Le camping est particulièrement bien aménagé et protégé: sur un terrain sablonneux encadré par des murs en pisé, une vingtaine de tentes brunes (khaïma) sont confortablement aménagées de tapis et de matelas. A l'ombre des palmiers, des seguias délimitent des parcelles d'orge et de la luzerne. L'endroit est coquet et n'a rien d'un espace sauvage. Pourtant, Christèle, 50 ans, sans profession, résidente à Roquebrune-Cap-Martin, est prise d'une peur incontrôlée. A deux reprises, elle interrompt les conversations pour que nous écoutions un hypothétique rôdeur. Soudain, elle pousse un cri. Elle est convaincue d'avoir reçu une pierre. Mokhtar se lève complaisamment pour jeter un œil derrière le mur d'enceinte: il n'y a personne. S'ensuivent de longs débats pour savoir où dormir: sous la tente ou à la belle étoile? Chacun est libre d'aller où bon lui semble dans les cinq hectares du camping.
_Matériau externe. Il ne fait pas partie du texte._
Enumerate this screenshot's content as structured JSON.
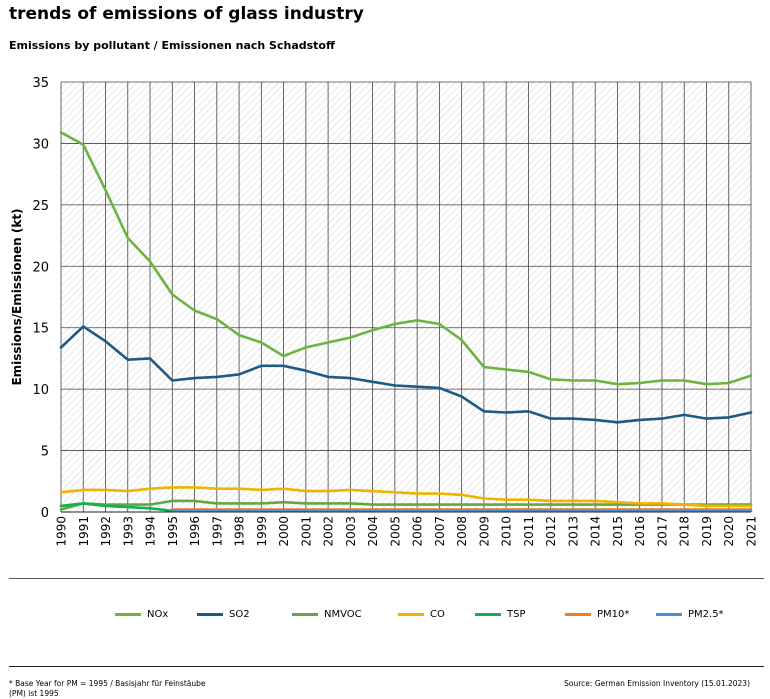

Mais on se regroupe sous une seule et même tente. Troisième jour L'appel à la prière de la mosquée voisine nous réveille à cinq heures. Nous avons pour consigne de diviser notre sac en deux pour n'emporter que le strict nécessaire. C'est tout un dilemme car on ne sait pas à quoi renoncer. Le bagage reste volumineux: vêtements de rechange, trousse de toilette, pharmacie, sac de couchage et même pour certains, matelas et oreiller. Les chameliers rassemblent les dromadaires. D'une interjection appropriée, Ouch I, ils font baraquer l'animal et arriment autour de sa bosse un harnais pourvu d'une sorte de guidon droit en fer. Sur ce harnais, ils disposent des couvertures et fixent des doubles paniers emplis de denrées et de matériel. Les touristes sont-ils surpris du peu d'apparat de cette selle de fortune?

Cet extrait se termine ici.